Planking is one of the simplest, but most effective bodyweight exercise. Holding your body stiff develops strength primarily in the core—the muscles that connect the upper and lower body—as well as the shoulders, arms, and glutes.
This static exercise—meaning the body stays in one position for the entirety of the move—requires no equipment and can be performed just about anywhere (well, use your judgment). Find out how to perfect your plank and fix some of the most common planking mistakes with this guide.

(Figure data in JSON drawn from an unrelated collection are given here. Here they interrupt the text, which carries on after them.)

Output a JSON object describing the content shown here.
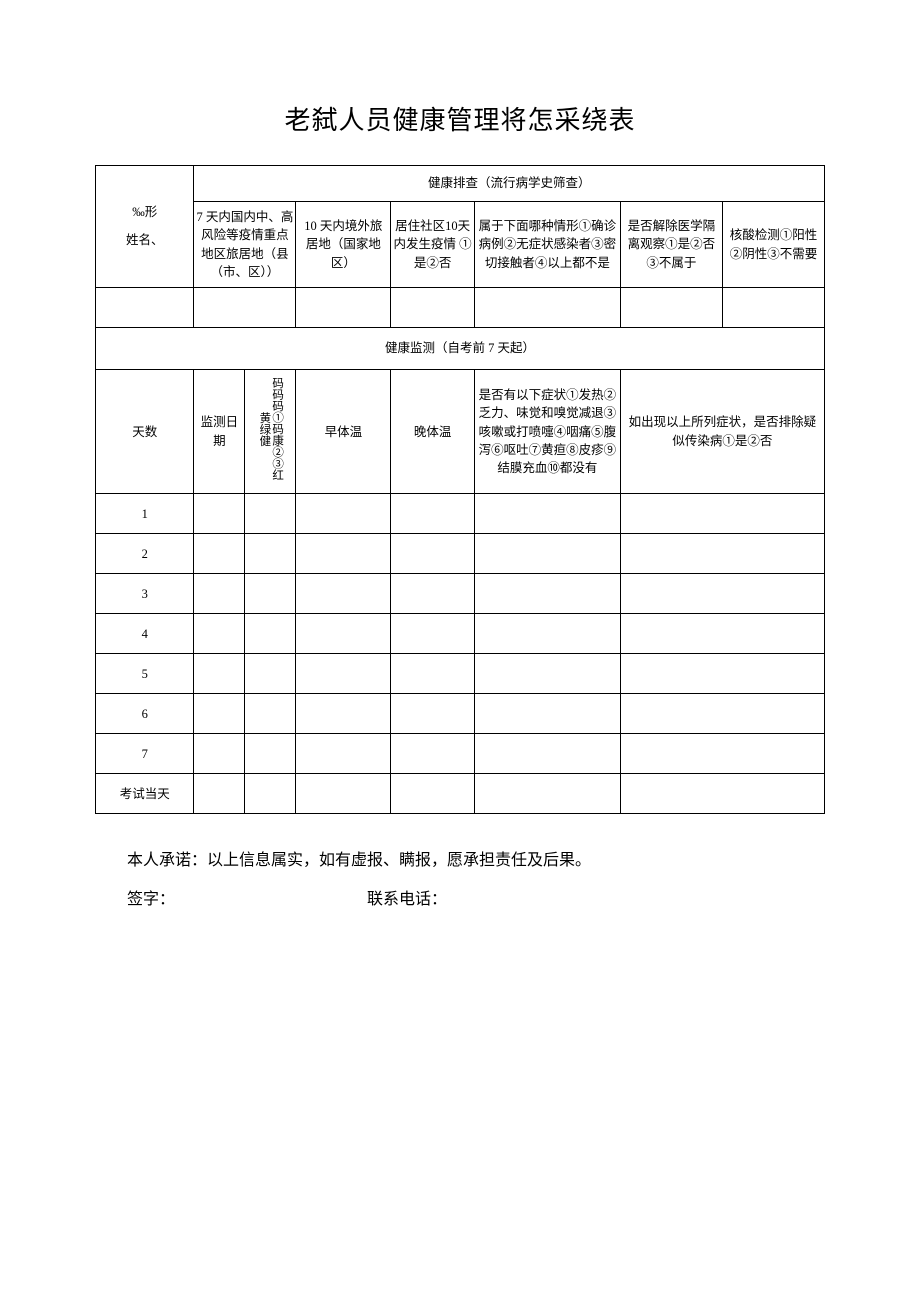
{
  "title": "老弑人员健康管理将怎采绕表",
  "leftHeader": {
    "line1": "‰形",
    "line2": "姓名、"
  },
  "screening": {
    "header": "健康排查（流行病学史筛查）",
    "cols": {
      "c1": "7 天内国内中、高风险等疫情重点地区旅居地（县（市、区））",
      "c2": "10 天内境外旅居地（国家地区）",
      "c3": "居住社区10天内发生疫情 ①是②否",
      "c4": "属于下面哪种情形①确诊病例②无症状感染者③密切接触者④以上都不是",
      "c5": "是否解除医学隔离观察①是②否③不属于",
      "c6": "核酸检测①阳性②阴性③不需要"
    }
  },
  "monitoring": {
    "header": "健康监测（自考前 7 天起）",
    "cols": {
      "days": "天数",
      "date": "监测日期",
      "code": "码码码①码康②③红黄绿健",
      "morning": "早体温",
      "evening": "晚体温",
      "symptoms": "是否有以下症状①发热②乏力、味觉和嗅觉减退③咳嗽或打喷嚏④咽痛⑤腹泻⑥呕吐⑦黄疸⑧皮疹⑨结膜充血⑩都没有",
      "exclude": "如出现以上所列症状，是否排除疑似传染病①是②否"
    },
    "rows": [
      "1",
      "2",
      "3",
      "4",
      "5",
      "6",
      "7",
      "考试当天"
    ]
  },
  "footer": {
    "promise": "本人承诺：以上信息属实，如有虚报、瞒报，愿承担责任及后果。",
    "signLabel": "签字：",
    "phoneLabel": "联系电话："
  },
  "widths": {
    "c1": "13.5%",
    "c2": "7%",
    "c3": "7%",
    "c4": "13%",
    "c5": "11.5%",
    "c6": "20%",
    "c7": "14%",
    "c8": "14%"
  }
}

- Develops “functional” core strength for everyday activities
- Improves your posture
- Improves stability
- Increases upper body strength
- Strengthens hips and pelvic floor
- Increases low back strength and reduces risk of injury
The “Plank Test”
If you’re able to hold a plank for at least two minutes, it’s a pretty good sign that you’re fairly fit. If can’t, you’re likely lacking core strength, which is important for your overall movement stability and strength. It can also be a good indication that you’re carrying too much weight and you could benefit from dropping a few pounds.
The “Basic” Plank
1. Plant the hands under the shoulders, slightly wider than shoulder-width apart, like you’re about to do a push-up.
2. Ground your toes into the floor and squeeze your glutes to stabilize your body. Do not lock or hyper-extend your knees.

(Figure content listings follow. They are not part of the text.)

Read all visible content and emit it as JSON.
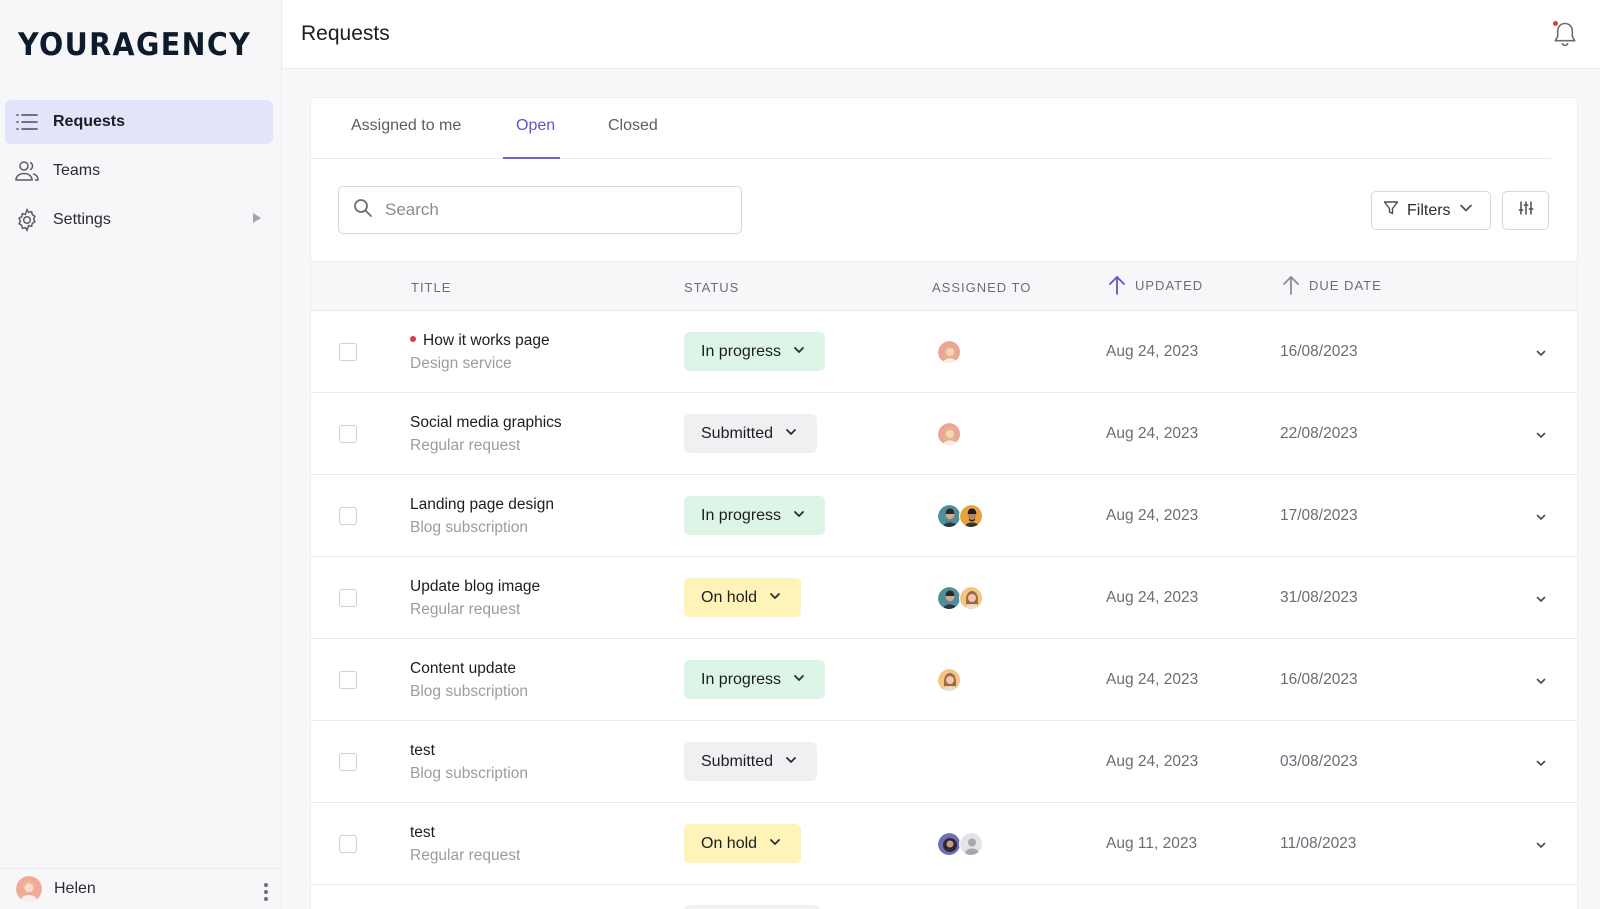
{
  "sidebar": {
    "logo": "YOURAGENCY",
    "items": [
      {
        "label": "Requests",
        "icon": "list-icon",
        "active": true
      },
      {
        "label": "Teams",
        "icon": "users-icon"
      },
      {
        "label": "Settings",
        "icon": "gear-icon"
      }
    ],
    "user": {
      "name": "Helen"
    }
  },
  "header": {
    "title": "Requests"
  },
  "tabs": [
    {
      "label": "Assigned to me"
    },
    {
      "label": "Open",
      "active": true
    },
    {
      "label": "Closed"
    }
  ],
  "toolbar": {
    "search_placeholder": "Search",
    "filters_label": "Filters"
  },
  "table": {
    "headers": {
      "title": "TITLE",
      "status": "STATUS",
      "assigned": "ASSIGNED TO",
      "updated": "UPDATED",
      "due": "DUE DATE"
    },
    "rows": [
      {
        "title": "How it works page",
        "unread": true,
        "subtitle": "Design service",
        "status": "In progress",
        "assignees": [
          "woman-light"
        ],
        "updated": "Aug 24, 2023",
        "due": "16/08/2023"
      },
      {
        "title": "Social media graphics",
        "subtitle": "Regular request",
        "status": "Submitted",
        "assignees": [
          "woman-light"
        ],
        "updated": "Aug 24, 2023",
        "due": "22/08/2023"
      },
      {
        "title": "Landing page design",
        "subtitle": "Blog subscription",
        "status": "In progress",
        "assignees": [
          "man-teal",
          "man-orange"
        ],
        "updated": "Aug 24, 2023",
        "due": "17/08/2023"
      },
      {
        "title": "Update blog image",
        "subtitle": "Regular request",
        "status": "On hold",
        "assignees": [
          "man-teal",
          "woman-warm"
        ],
        "updated": "Aug 24, 2023",
        "due": "31/08/2023"
      },
      {
        "title": "Content update",
        "subtitle": "Blog subscription",
        "status": "In progress",
        "assignees": [
          "woman-warm"
        ],
        "updated": "Aug 24, 2023",
        "due": "16/08/2023"
      },
      {
        "title": "test",
        "subtitle": "Blog subscription",
        "status": "Submitted",
        "assignees": [],
        "updated": "Aug 24, 2023",
        "due": "03/08/2023"
      },
      {
        "title": "test",
        "subtitle": "Regular request",
        "status": "On hold",
        "assignees": [
          "person-dark",
          "person-placeholder"
        ],
        "updated": "Aug 11, 2023",
        "due": "11/08/2023"
      }
    ]
  },
  "colors": {
    "accent": "#6a66d3",
    "in_progress_bg": "#dcf5e7",
    "submitted_bg": "#f0f0f2",
    "on_hold_bg": "#fff3b8",
    "unread_dot": "#e23a3a"
  }
}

3. Your neck should be in a natural position by looking at a spot on the floor about a foot beyond the hands. Your head should be in line with your back.
4. Hold the position for 20 seconds or longer. As you get stronger, hold your plank for as long as possible without compromising form or breath.
The “Forearm” Plank
This variation is also one of the most common ways to perform a plank. It’s slightly easier than holding the body up with just your hands. Start by placing the forearms on the ground with the elbows aligned below the shoulders and arms parallel to the body at about shoulder-width apart. You can clasp your hands together if facing your palms down bothers your wrists.
Common Mistakes & Fixes
1. Dropping the hips or head
The Fix: Engage your core muscles by pulling your belly button in toward your spine. This will help keep the torso flat and the spine safe. Also, Keep your eyes on the floor, looking about a foot in front of the hands, which will help keep the neck in a neutral position.A good way to test your form is to get a friend to gently place a broomstick on your back. The top of the stick should make contact with the head, shoulder blades and, again, between the butt cheeks.
2. Lifting your bottom
The Fix: Planks aren’t supposed to look like a downward dog. To really get the core working the way it should in the plank position, keep your back flat enough so your abs feel engaged from top (right below the sternum) to bottom (directly below the belt). Just don’t dip the tush too far toward the ground.
4. Holding your breathe
The Fix: Remember to breathe. It’s only natural to hold your breath, but preventing oxygen during a plank can cause dizziness or nausea, which are unpleasant at best and dangerous at worst.
5. Focusing too much on time
The Fix: Proper form is key over length of time. Quality definitely trumps the number of seconds you can hold your plank, so when your form begins to break, it’s time to call it quits. If your back begins to bow or your shoulders start to sink, it’s time to take a break.